Fisher wyszedł za Conniem na korytarz.

– Nie wiem, co ty tu wyrabiasz, ale pamiętaj: już masz czarną plamę na swojej reputacji, ona drugiego nie wytrzyma. Chcę wiedzieć wszystko, co będziesz raportował Masseyowi.

Connie przyparł dużo wyższego Fishera do ściany.

– Posłuchaj, Paul – przerwałby ostentacyjnie zdjąć jakiś pyłek z koszuli Fishera – rozumiem, że formalnie jesteś moim przełożonym. Staraj się jednak zanadto w to nie wierzyć.

– Connie, stąpasz po chybotliwej linie.

– Lubię niebezpieczeństwo, dlatego zgłosiłem się do Biura. Dlatego noszę broń. Ja już kogoś zabiłem. A ty?

– To nie ma sensu.
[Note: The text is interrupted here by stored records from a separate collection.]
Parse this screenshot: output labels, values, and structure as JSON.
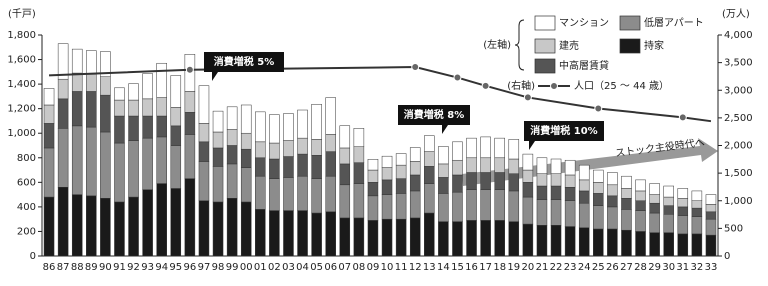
{
  "chart_data": {
    "type": "bar",
    "stacked": true,
    "y_unit": "(千戸)",
    "y2_unit": "(万人)",
    "left_axis_label": "(左軸)",
    "right_axis_label": "(右軸)",
    "categories": [
      "86",
      "87",
      "88",
      "89",
      "90",
      "91",
      "92",
      "93",
      "94",
      "95",
      "96",
      "97",
      "98",
      "99",
      "00",
      "01",
      "02",
      "03",
      "04",
      "05",
      "06",
      "07",
      "08",
      "09",
      "10",
      "11",
      "12",
      "13",
      "14",
      "15",
      "16",
      "17",
      "18",
      "19",
      "20",
      "21",
      "22",
      "23",
      "24",
      "25",
      "26",
      "27",
      "28",
      "29",
      "30",
      "31",
      "32",
      "33"
    ],
    "series": [
      {
        "name": "持家",
        "color": "#1a1a1a",
        "values": [
          480,
          560,
          500,
          490,
          470,
          440,
          480,
          540,
          590,
          550,
          630,
          450,
          440,
          470,
          440,
          380,
          370,
          370,
          370,
          350,
          360,
          310,
          310,
          290,
          300,
          300,
          310,
          350,
          280,
          280,
          290,
          290,
          290,
          280,
          260,
          250,
          250,
          240,
          230,
          220,
          220,
          210,
          200,
          190,
          190,
          180,
          180,
          170
        ]
      },
      {
        "name": "低層アパート",
        "color": "#8c8c8c",
        "values": [
          400,
          480,
          560,
          560,
          540,
          480,
          460,
          420,
          380,
          350,
          360,
          320,
          290,
          280,
          280,
          270,
          260,
          270,
          280,
          280,
          290,
          270,
          280,
          200,
          200,
          210,
          220,
          240,
          230,
          240,
          250,
          250,
          250,
          250,
          220,
          210,
          210,
          210,
          200,
          190,
          180,
          170,
          170,
          160,
          150,
          150,
          140,
          130
        ]
      },
      {
        "name": "中高層賃貸",
        "color": "#555555",
        "values": [
          200,
          240,
          280,
          290,
          300,
          220,
          200,
          180,
          170,
          160,
          180,
          160,
          150,
          150,
          150,
          150,
          160,
          170,
          180,
          190,
          200,
          170,
          170,
          110,
          120,
          120,
          130,
          140,
          130,
          140,
          140,
          140,
          140,
          140,
          120,
          110,
          110,
          110,
          100,
          100,
          90,
          90,
          80,
          80,
          70,
          70,
          70,
          60
        ]
      },
      {
        "name": "建売",
        "color": "#c8c8c8",
        "values": [
          150,
          160,
          150,
          140,
          150,
          130,
          130,
          140,
          150,
          150,
          170,
          150,
          130,
          130,
          130,
          130,
          130,
          130,
          130,
          130,
          140,
          130,
          130,
          100,
          100,
          110,
          110,
          120,
          110,
          120,
          120,
          120,
          120,
          120,
          100,
          100,
          100,
          100,
          90,
          90,
          90,
          80,
          80,
          70,
          70,
          70,
          60,
          60
        ]
      },
      {
        "name": "マンション",
        "color": "#ffffff",
        "values": [
          135,
          289,
          195,
          193,
          205,
          100,
          133,
          206,
          280,
          260,
          303,
          307,
          170,
          185,
          230,
          244,
          231,
          220,
          229,
          286,
          300,
          181,
          150,
          88,
          93,
          94,
          113,
          130,
          142,
          150,
          160,
          170,
          160,
          160,
          130,
          130,
          120,
          120,
          120,
          100,
          100,
          100,
          90,
          90,
          90,
          80,
          80,
          80
        ]
      },
      {
        "name": "人口（25 ～ 44 歳）",
        "type": "line",
        "axis": "y2",
        "color": "#333333",
        "x": [
          "86",
          "96",
          "12",
          "15",
          "17",
          "20",
          "25",
          "31",
          "33"
        ],
        "values": [
          3270,
          3370,
          3420,
          3230,
          3080,
          2870,
          2670,
          2510,
          2440
        ]
      }
    ],
    "ylim": [
      0,
      1800
    ],
    "yticks": [
      0,
      200,
      400,
      600,
      800,
      {
        "value": 1000,
        "label": "1,000"
      },
      {
        "value": 1200,
        "label": "1,200"
      },
      {
        "value": 1400,
        "label": "1,400"
      },
      {
        "value": 1600,
        "label": "1,600"
      },
      {
        "value": 1800,
        "label": "1,800"
      }
    ],
    "y2lim": [
      0,
      4000
    ],
    "y2ticks": [
      0,
      500,
      {
        "value": 1000,
        "label": "1,000"
      },
      {
        "value": 1500,
        "label": "1,500"
      },
      {
        "value": 2000,
        "label": "2,000"
      },
      {
        "value": 2500,
        "label": "2,500"
      },
      {
        "value": 3000,
        "label": "3,000"
      },
      {
        "value": 3500,
        "label": "3,500"
      },
      {
        "value": 4000,
        "label": "4,000"
      }
    ],
    "annotations": [
      "消費増税 5%",
      "消費増税 8%",
      "消費増税 10%",
      "ストック主役時代へ"
    ]
  }
}
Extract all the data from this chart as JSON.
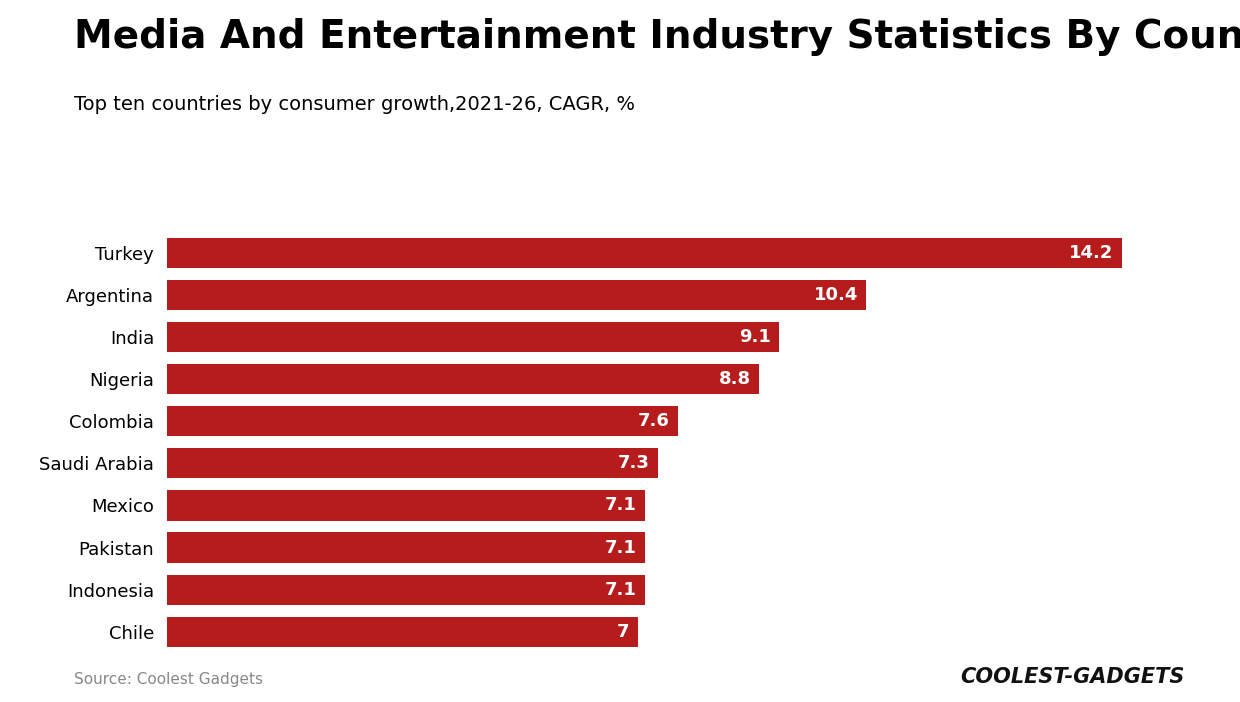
{
  "title": "Media And Entertainment Industry Statistics By Country",
  "subtitle": "Top ten countries by consumer growth,2021-26, CAGR, %",
  "source": "Source: Coolest Gadgets",
  "watermark": "COOLEST-GADGETS",
  "countries": [
    "Chile",
    "Indonesia",
    "Pakistan",
    "Mexico",
    "Saudi Arabia",
    "Colombia",
    "Nigeria",
    "India",
    "Argentina",
    "Turkey"
  ],
  "values": [
    7.0,
    7.1,
    7.1,
    7.1,
    7.3,
    7.6,
    8.8,
    9.1,
    10.4,
    14.2
  ],
  "bar_color": "#b71c1c",
  "label_color": "#ffffff",
  "title_color": "#000000",
  "subtitle_color": "#000000",
  "source_color": "#888888",
  "background_color": "#ffffff",
  "xlim": [
    0,
    15.5
  ],
  "bar_height": 0.72,
  "title_fontsize": 28,
  "subtitle_fontsize": 14,
  "label_fontsize": 13,
  "ytick_fontsize": 13,
  "source_fontsize": 11,
  "watermark_fontsize": 15
}
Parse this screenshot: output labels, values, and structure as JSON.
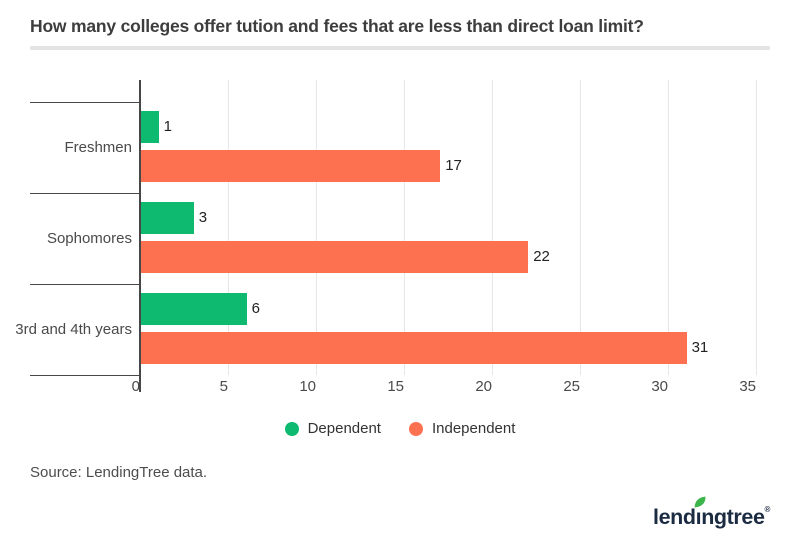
{
  "title": "How many colleges offer tution and fees that are less than direct loan limit?",
  "source_note": "Source: LendingTree data.",
  "logo": {
    "part1": "lend",
    "dotless_i": "ı",
    "part2": "ngtree",
    "mark": "®",
    "leaf_color": "#3cb54b",
    "text_color": "#1b2b41"
  },
  "colors": {
    "dependent": "#0dba70",
    "independent": "#fe7150",
    "axis": "#474747",
    "gridline": "#e7e7e7",
    "title_text": "#3d3d3d",
    "label_text": "#4a4a4a"
  },
  "legend": [
    {
      "label": "Dependent",
      "color": "#0dba70"
    },
    {
      "label": "Independent",
      "color": "#fe7150"
    }
  ],
  "chart_data": {
    "type": "bar",
    "orientation": "horizontal",
    "title": "How many colleges offer tution and fees that are less than direct loan limit?",
    "categories": [
      "Freshmen",
      "Sophomores",
      "3rd and 4th years"
    ],
    "series": [
      {
        "name": "Dependent",
        "color": "#0dba70",
        "values": [
          1,
          3,
          6
        ]
      },
      {
        "name": "Independent",
        "color": "#fe7150",
        "values": [
          17,
          22,
          31
        ]
      }
    ],
    "xlabel": "",
    "ylabel": "",
    "xlim": [
      0,
      35
    ],
    "xticks": [
      0,
      5,
      10,
      15,
      20,
      25,
      30,
      35
    ],
    "grid": true,
    "legend_position": "bottom",
    "value_labels": true
  }
}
Marnujesz szanse na karierę. – Fisher czuł za sobą ścianę, purpurowiał na twarzy, w miarę jak Connie coraz bardziej na niego napierał.

– Coś takiego? Dobrze, pomogę ci odnaleźć w tym sens. Ktoś wrabia Brooke. Kto to może być? Gdzieś w Biurze jest przeciek. Ktoś chce ją zdyskredytować, załamać. Gdybyś mnie o to zapytał, to ty okropnie starasz się to właśnie zrobić.

– Ja? Oskarżasz mnie, że jestem przeciekiem?

– Nikogo o nic nie oskarżam. Przypominam jedynie, że dopóki nie odkryjemy źródła przecieku, to dla mnie nikt, ale to nikt, od dyrektora do ludzi czyszczących tu kible, nie jest wolny od podejrzeń. – Connie odsunął się od Fishera. – Miłego dnia, Paul. Lecę złapać paru złych gości.

Fisher patrzył za nim, wolno kręcił głową, a w jego oczach widać było strach.